One recollection in particular shows the dedication Woodham’s teams had for being the best.

The 1985 Tigers allowed just six points during the regular season, shutting out nine opponents en route to a 13-1 season (GHS fell to Dora 22-20 in the semifinals). Those six points came against Monroe County in the fourth game of the year. Woodham recalled defender Curtis Grey coming to sidelines after Monroe had scored with tears streaming down his face. “Coach, if I could have been one step faster they wouldn’t have scored,” Woodham recalled Grey saying.

The Tigers won 41-6.

Already a member of the Wiregrass Hall of Fame, Woodham was the first name entered into the Greenville High School football Hall of Fame on Friday night.

That, we know, is fitting.

Mrs. Barbara Willis will always hold a special place in our hearts.
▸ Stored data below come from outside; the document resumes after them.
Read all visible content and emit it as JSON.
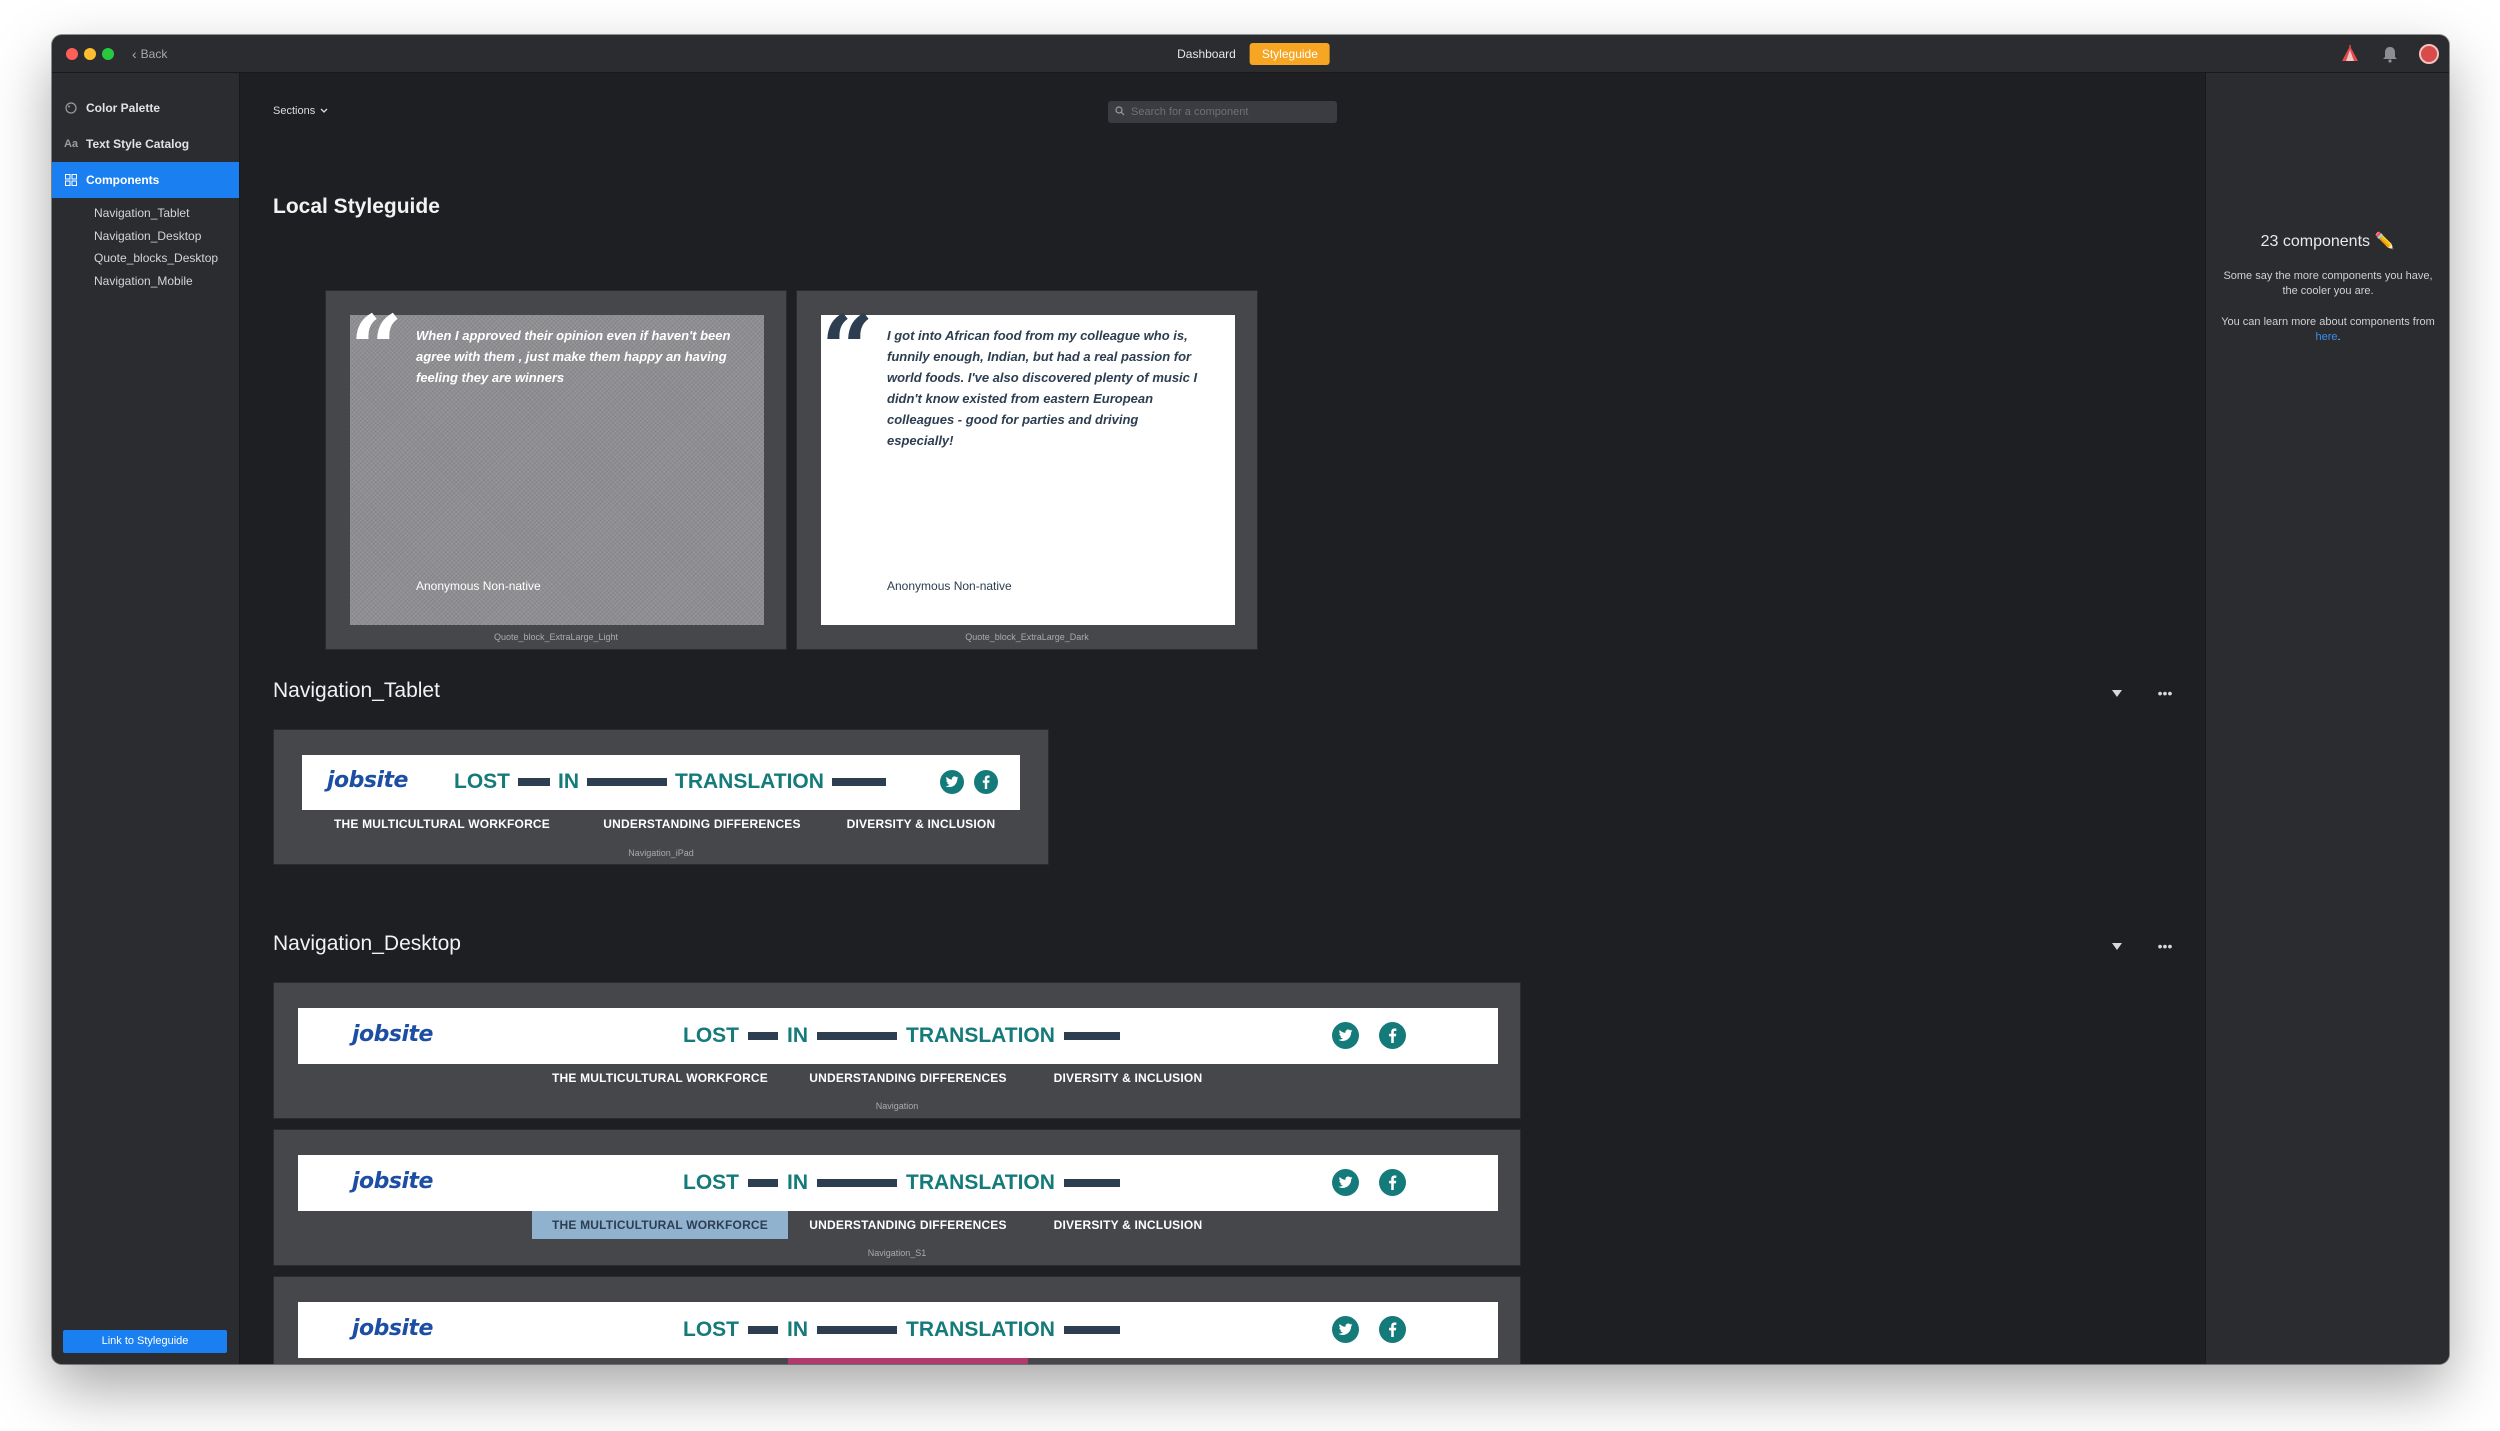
{
  "titlebar": {
    "back_label": "Back",
    "tabs": [
      {
        "label": "Dashboard",
        "active": false
      },
      {
        "label": "Styleguide",
        "active": true
      }
    ],
    "icons": [
      "tent-icon",
      "bell-icon",
      "avatar"
    ]
  },
  "sidebar": {
    "items": [
      {
        "label": "Color Palette",
        "icon": "palette-icon"
      },
      {
        "label": "Text Style Catalog",
        "icon": "text-style-icon"
      },
      {
        "label": "Components",
        "icon": "components-icon",
        "active": true
      }
    ],
    "subitems": [
      "Navigation_Tablet",
      "Navigation_Desktop",
      "Quote_blocks_Desktop",
      "Navigation_Mobile"
    ],
    "link_button": "Link to Styleguide"
  },
  "toolbar": {
    "sections_label": "Sections",
    "search_placeholder": "Search for a component"
  },
  "local_styleguide": {
    "title": "Local Styleguide",
    "cards": [
      {
        "label": "Quote_block_ExtraLarge_Light",
        "quote": "When I approved their opinion even if haven't been agree with them , just make them happy an having feeling they are winners",
        "author": "Anonymous Non-native"
      },
      {
        "label": "Quote_block_ExtraLarge_Dark",
        "quote": "I got into African food from my colleague who is, funnily enough, Indian, but had a real passion for world foods. I've also discovered plenty of music I didn't know existed from eastern European colleagues - good for parties and driving especially!",
        "author": "Anonymous Non-native"
      }
    ]
  },
  "brand": {
    "logo": "jobsite",
    "title_words": [
      "LOST",
      "IN",
      "TRANSLATION"
    ],
    "nav_items": [
      "THE MULTICULTURAL WORKFORCE",
      "UNDERSTANDING DIFFERENCES",
      "DIVERSITY & INCLUSION"
    ],
    "social_icons": [
      "twitter-icon",
      "facebook-icon"
    ],
    "colors": {
      "teal": "#157a7a",
      "navy": "#2c3e50",
      "logo_blue": "#1c4ea3",
      "highlight_blue": "#91b2cf",
      "highlight_pink": "#b03a6b"
    }
  },
  "navigation_tablet": {
    "title": "Navigation_Tablet",
    "card_label": "Navigation_iPad"
  },
  "navigation_desktop": {
    "title": "Navigation_Desktop",
    "card_labels": [
      "Navigation",
      "Navigation_S1"
    ]
  },
  "right_panel": {
    "count": "23 components ✏️",
    "text1": "Some say the more components you have, the cooler you are.",
    "text2_prefix": "You can learn more about components from ",
    "text2_link": "here",
    "text2_suffix": "."
  },
  "colors": {
    "accent_orange": "#f6a623",
    "accent_blue": "#1a7ff0"
  }
}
Mrs. Willis departed the physical world on Sunday. God must have needed someone to look out for the children, because for over 50 years that’s what Mrs. Willis did. She looked after the children of R.L. Austin Elementary School in Georgiana.

She also looked after some adults as well, and that included this writer. Whenever we visited the school, it was required that we stop by Mrs. Willis’ office first for some conversation. It usually involved when a yet-to-be-purchased ring was going to be placed on a certain first grade teacher’s hand. And we did, thankfully, accomplish that goal before her passing.

We will miss Mrs. Willis. Our community has lost one of its most endearing personalities.

We enjoyed a short visit to Callaway Gardens early last week. It was the first time we’d graced their presence since the springtime of our youth. Did you know you could now LIVE in Callaway Gardens? We did not, however, inquire on the pricing (although we skirted the roads trying to find access to the development – alas, they all required a pass key).

We also took a hop, skip and a jump over to Warm Springs and visited President Franklin D. Roosevelt’s “Little White House.” If you’re ever over that way, eat at Oscar’s Steak & Seafood. Don’t be put off by the fact that it is built in a cow pasture and its dusty parking lot and exterior resembles the bar in Patrick Swayze’s Roadhouse.

It’s good food.

Especially the Angus steak and fried mushrooms.

Tuesday, Nov. 2 will finally bring some much-needed relief from the constant bombardment in television, web, and print of those who would desire our votes.

About the only thing we need to say is get out and do your civic duty. Make the choice you deem best for yourself, the county, and the great state of Alabama. If you do this, then you have done what was required of you.

Then, thank the Heavens, we can finally get some relief.